[Terrapreta] scored
Brian Hans
bhans at earthmimic.com
Sat Apr 12 20:02:52 CDT 2008
David, you are a wise guy. Lets have lunch together and figure out solutions to the worlds problems... when you coming to Wisconsin?
David Yarrow <dyarrow at nycap.rr.com> wrote:
you are about to discover the power of char to hold substances inside its
micropore matrix. danny day showed this at EPRIDA trying to flush ammonium
nitrate out of biochar where it had been embedded by vapor deposition. even
after a dozen washings, ammonium nitrate was still being tenaciously held
deep inside the char's micropore sponge -- slowly leaching out in each
successive rinsing.
Absolutely agree. I have washed char material for weeks, even with EtOH and it still holds onto some of it, hence the power of the Activated Carbon.
ever try to wash a table with a sink sponge that someone has saturated with
liquid soap concentrate? leaves behind a trail of streaks and bubbles. and
then repeatedly wash and squeeze the sponge to rinse the soap out?
so, similarly -- worse, actually -- your free char is fully saturated with
alcohol and other highly concentrated -- and thus toxic -- residues of
whiskey making. just the alcohol will do. at parts per billion, alcohol is
high energy food for cellular fuel cycles. at parts per thousand, it's
poisonous.
and it will take time and persistence to get those innermost pore spaces
flushed of their toxic excesses. soaking, washing and rinsing will only get
you so far. heating will help, but it will take sustained heating for a
long time with adequate air flow.
ultimately, you'll have to rely on microbes to get inside the micropores and
eat stuff up and transform it. which means inoculation and rest time for
mold hyphae to grow and penetrate the char's micro-structure. someone
suggested mycorrhyzae as a proven biotool for such a job, and widely
available for commercial purchase.
I think everyone will eventually find out that 1 yr of 'curing' charcoal is for best results. I agree with David, let the fungi do its job. Its going to do it either under your eye or in the soil, but one way or another, its how the 'stuff' will be removed, by the fungi. I would rather have it done above ground than to suck the life out of your soil for a year.
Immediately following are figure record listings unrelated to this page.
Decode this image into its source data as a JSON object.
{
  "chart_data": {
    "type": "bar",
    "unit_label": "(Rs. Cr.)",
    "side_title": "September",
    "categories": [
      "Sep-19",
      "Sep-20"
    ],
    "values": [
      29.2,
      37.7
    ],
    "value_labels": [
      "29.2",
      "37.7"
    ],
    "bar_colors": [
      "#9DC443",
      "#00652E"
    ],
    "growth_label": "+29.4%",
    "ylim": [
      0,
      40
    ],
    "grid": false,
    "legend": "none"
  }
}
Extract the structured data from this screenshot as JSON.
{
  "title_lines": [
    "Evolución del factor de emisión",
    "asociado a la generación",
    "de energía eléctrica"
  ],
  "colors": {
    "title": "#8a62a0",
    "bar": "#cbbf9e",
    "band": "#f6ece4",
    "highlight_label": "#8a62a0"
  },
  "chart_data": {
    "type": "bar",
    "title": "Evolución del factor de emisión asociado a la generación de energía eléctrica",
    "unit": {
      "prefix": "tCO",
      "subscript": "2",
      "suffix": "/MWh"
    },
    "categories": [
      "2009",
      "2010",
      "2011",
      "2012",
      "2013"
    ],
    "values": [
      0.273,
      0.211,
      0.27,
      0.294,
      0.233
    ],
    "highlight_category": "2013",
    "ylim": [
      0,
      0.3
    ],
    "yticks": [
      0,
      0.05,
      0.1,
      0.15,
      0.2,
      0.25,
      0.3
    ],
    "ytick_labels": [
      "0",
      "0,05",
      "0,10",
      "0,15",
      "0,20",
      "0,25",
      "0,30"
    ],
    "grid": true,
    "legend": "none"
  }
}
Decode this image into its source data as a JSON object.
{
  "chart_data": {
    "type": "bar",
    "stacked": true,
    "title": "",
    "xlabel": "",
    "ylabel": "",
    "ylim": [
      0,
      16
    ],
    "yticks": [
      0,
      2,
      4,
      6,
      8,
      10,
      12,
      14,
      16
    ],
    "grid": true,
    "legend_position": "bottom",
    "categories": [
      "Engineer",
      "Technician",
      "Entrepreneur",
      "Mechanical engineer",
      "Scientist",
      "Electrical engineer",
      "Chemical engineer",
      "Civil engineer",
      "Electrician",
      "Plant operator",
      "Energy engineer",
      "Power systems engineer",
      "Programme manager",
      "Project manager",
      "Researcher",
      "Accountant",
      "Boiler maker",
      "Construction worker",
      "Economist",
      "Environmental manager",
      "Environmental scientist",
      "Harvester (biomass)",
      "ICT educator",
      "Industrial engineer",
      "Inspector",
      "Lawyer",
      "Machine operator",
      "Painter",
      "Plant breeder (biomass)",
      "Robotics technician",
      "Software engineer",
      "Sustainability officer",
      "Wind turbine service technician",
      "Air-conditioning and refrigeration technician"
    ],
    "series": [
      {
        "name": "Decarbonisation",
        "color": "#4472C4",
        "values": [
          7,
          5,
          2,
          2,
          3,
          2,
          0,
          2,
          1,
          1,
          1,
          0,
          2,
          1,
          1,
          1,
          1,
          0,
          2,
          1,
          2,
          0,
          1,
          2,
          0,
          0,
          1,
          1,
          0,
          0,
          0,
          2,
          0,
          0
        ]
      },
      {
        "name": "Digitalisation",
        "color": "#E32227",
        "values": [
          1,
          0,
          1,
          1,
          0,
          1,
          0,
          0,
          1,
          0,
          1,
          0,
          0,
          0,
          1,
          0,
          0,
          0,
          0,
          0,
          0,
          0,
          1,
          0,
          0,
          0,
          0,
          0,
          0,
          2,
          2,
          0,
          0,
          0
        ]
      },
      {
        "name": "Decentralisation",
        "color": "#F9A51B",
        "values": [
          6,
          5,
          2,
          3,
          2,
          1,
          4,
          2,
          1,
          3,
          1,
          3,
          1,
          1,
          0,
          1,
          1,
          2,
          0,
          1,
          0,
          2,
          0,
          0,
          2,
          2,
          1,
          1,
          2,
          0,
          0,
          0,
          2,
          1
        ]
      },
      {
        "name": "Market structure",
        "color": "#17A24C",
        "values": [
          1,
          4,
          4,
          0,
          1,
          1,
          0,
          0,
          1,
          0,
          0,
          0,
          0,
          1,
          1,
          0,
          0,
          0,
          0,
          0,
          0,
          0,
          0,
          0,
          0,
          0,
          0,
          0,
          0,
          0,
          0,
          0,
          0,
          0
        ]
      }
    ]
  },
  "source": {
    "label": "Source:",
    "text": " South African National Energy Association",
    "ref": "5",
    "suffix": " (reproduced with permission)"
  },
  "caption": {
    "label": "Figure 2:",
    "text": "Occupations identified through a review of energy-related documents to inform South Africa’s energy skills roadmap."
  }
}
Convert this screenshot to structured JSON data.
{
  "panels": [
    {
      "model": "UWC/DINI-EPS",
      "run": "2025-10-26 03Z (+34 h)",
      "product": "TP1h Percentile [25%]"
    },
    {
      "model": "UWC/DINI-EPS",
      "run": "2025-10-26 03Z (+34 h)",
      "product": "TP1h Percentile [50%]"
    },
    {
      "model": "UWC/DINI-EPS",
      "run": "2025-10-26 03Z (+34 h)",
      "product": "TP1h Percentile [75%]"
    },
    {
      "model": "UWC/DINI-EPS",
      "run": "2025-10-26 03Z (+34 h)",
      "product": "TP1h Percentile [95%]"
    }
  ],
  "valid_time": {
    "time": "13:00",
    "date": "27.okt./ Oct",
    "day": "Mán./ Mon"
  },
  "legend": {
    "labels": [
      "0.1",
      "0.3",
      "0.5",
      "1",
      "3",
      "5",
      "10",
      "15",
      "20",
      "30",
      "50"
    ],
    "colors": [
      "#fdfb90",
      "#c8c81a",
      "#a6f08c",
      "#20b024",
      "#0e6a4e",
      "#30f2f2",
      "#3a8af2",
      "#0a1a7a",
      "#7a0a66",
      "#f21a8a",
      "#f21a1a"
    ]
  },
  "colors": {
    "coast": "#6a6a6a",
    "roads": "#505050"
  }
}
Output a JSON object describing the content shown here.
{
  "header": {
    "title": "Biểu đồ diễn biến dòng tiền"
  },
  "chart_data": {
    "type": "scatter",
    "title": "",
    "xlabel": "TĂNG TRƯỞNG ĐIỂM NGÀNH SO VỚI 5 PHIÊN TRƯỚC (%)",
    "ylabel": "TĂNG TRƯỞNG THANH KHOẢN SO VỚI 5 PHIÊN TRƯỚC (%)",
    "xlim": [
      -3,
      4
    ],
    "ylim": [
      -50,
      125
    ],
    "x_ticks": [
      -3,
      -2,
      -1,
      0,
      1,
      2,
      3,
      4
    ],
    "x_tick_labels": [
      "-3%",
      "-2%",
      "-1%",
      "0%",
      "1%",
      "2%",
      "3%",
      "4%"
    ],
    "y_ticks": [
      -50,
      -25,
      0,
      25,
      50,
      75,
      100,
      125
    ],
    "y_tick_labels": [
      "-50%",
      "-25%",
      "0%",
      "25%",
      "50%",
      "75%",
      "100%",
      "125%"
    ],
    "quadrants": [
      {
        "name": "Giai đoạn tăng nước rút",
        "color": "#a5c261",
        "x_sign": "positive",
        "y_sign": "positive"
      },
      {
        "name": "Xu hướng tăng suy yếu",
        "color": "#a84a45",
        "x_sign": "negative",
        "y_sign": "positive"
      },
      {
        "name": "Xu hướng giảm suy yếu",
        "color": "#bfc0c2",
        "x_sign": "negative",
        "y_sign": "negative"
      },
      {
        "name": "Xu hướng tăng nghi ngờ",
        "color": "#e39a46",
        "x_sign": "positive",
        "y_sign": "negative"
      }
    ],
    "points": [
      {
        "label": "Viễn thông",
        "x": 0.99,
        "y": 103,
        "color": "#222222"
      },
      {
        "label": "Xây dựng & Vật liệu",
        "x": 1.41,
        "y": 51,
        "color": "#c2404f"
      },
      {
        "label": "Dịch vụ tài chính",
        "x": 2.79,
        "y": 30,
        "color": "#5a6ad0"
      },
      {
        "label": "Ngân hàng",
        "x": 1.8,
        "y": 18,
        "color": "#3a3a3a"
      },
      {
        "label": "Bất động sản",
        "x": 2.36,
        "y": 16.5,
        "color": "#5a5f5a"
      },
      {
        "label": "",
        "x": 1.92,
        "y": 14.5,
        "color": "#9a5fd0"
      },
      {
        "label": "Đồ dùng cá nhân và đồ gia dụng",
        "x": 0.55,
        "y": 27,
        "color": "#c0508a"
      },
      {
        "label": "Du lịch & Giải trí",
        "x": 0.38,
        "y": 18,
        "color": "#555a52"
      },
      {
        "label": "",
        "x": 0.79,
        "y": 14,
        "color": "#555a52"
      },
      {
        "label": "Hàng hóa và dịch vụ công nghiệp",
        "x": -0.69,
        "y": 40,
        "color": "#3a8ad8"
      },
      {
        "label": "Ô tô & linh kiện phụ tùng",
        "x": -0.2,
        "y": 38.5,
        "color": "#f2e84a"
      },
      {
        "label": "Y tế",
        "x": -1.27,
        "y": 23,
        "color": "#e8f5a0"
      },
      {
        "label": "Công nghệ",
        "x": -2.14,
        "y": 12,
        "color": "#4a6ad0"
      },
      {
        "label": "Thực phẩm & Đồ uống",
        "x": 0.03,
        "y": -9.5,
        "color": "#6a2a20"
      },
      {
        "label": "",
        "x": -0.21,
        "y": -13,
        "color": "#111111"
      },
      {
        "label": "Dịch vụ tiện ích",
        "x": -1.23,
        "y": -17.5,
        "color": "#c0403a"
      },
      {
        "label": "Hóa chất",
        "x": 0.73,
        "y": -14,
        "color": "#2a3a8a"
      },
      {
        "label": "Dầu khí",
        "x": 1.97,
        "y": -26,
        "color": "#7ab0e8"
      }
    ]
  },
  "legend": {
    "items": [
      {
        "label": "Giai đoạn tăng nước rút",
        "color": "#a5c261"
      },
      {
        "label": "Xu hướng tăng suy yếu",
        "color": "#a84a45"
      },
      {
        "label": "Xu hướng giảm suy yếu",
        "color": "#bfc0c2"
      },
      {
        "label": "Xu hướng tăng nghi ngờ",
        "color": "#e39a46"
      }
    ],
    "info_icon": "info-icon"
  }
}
molds and fungi like warmer temperatures, but lying in direct sunlight is
likely too hot -- to far beyond their optimum 80-90 degrees. good quality
compost, EM, BD preps, or compost tea are other possible inoculation
strategies. instead of full sun, light shade under some trees seems a wiser
site to let your char sit and mellow out for a few weeks. a thinner wider
bed will be more effective than a heap.
I am thinking that this is a good job for a compost pile. Dark, wet, cool, loose cations... its as close to soil as your going to get. Adding char to the compost pile will innoculate and solve the above issues and will also give you a way to apply the material.